Total research grants, including such areas as cancer education, cooperative clinical research, and minority biomedical support, would reach $1.692 billion, in FY 1999 or 61% of the proposed NCI budget.

The President’s request also seeks $443 million for intramural research. This is a 5% increase in funds, but a decrease in the intramural program’s share of the total NCI budget--to 16% from the current level of 16.6%.

Research and development contracts also gained in dollar amount, from $187 million currently to $200 million in FY 1999 (6.8%), but lost in percentage, declining to 7.2% from 7.4% now.

Cancer Prevention Gains

Cancer prevention and control funding rose in the proposed budget to $278 million from $255 million now, an increase of 9%.

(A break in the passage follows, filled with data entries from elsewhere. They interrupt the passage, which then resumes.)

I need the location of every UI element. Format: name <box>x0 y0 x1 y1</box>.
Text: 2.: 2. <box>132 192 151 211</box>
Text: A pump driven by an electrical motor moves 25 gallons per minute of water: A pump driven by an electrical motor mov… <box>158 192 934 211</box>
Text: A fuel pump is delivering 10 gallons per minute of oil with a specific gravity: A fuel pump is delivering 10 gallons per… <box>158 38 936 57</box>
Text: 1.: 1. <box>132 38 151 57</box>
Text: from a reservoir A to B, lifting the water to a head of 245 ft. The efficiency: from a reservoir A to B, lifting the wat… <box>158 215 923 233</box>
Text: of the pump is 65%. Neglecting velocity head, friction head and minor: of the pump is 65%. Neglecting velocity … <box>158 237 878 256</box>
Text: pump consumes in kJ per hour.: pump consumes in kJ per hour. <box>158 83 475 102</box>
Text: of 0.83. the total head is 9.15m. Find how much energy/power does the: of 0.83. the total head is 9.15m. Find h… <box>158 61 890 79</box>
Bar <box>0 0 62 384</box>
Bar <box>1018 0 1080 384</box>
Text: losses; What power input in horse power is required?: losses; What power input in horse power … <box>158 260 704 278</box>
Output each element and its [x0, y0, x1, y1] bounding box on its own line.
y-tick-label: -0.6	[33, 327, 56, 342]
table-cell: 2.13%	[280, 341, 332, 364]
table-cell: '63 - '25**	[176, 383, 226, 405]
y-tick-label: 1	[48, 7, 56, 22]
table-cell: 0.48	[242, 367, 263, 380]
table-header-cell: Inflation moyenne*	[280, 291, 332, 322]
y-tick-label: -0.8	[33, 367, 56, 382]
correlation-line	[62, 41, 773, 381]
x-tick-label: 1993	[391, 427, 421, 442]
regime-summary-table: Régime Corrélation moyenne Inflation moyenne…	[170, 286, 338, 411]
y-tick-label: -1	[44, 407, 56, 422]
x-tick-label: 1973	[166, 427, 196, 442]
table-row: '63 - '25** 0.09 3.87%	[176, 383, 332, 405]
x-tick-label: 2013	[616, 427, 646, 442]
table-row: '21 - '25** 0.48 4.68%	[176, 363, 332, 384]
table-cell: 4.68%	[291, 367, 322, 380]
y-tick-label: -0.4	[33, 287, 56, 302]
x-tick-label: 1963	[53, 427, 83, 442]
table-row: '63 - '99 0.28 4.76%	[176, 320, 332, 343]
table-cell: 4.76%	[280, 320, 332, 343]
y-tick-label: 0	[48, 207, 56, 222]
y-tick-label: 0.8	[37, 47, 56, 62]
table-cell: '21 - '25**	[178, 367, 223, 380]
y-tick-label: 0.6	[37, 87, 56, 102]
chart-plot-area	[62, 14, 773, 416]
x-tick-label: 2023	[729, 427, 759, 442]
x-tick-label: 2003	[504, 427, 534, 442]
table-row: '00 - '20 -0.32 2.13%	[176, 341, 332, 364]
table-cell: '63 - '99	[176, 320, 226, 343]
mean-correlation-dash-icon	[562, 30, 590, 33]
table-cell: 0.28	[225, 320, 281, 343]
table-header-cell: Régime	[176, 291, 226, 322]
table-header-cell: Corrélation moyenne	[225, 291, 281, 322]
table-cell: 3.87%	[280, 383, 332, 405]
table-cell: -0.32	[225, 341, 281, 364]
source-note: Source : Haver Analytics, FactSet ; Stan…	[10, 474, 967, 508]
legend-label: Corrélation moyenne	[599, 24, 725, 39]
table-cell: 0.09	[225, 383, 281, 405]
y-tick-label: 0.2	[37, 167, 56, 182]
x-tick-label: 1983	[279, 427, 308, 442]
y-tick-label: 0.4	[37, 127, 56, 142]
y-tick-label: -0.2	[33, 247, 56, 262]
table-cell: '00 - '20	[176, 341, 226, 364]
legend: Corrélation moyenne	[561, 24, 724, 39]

Dr. Rabson said that funding for the management and support of research is lagging behind NCI’s needs. The President’s budget calls for nearly $105 million in FY 1999, an increase of $3 million or 3% from the current funding, although the total NCI budget would rise three times that if Congress approves the President’s request.

"The Congress over the past few years has shown considerable interest in holding down administrative expenses across the government, and NIH has not been spared," Dr. Rabson said. "We will continue to seek new and innovative ways to conduct our business, but it is becoming harder to do our tasks."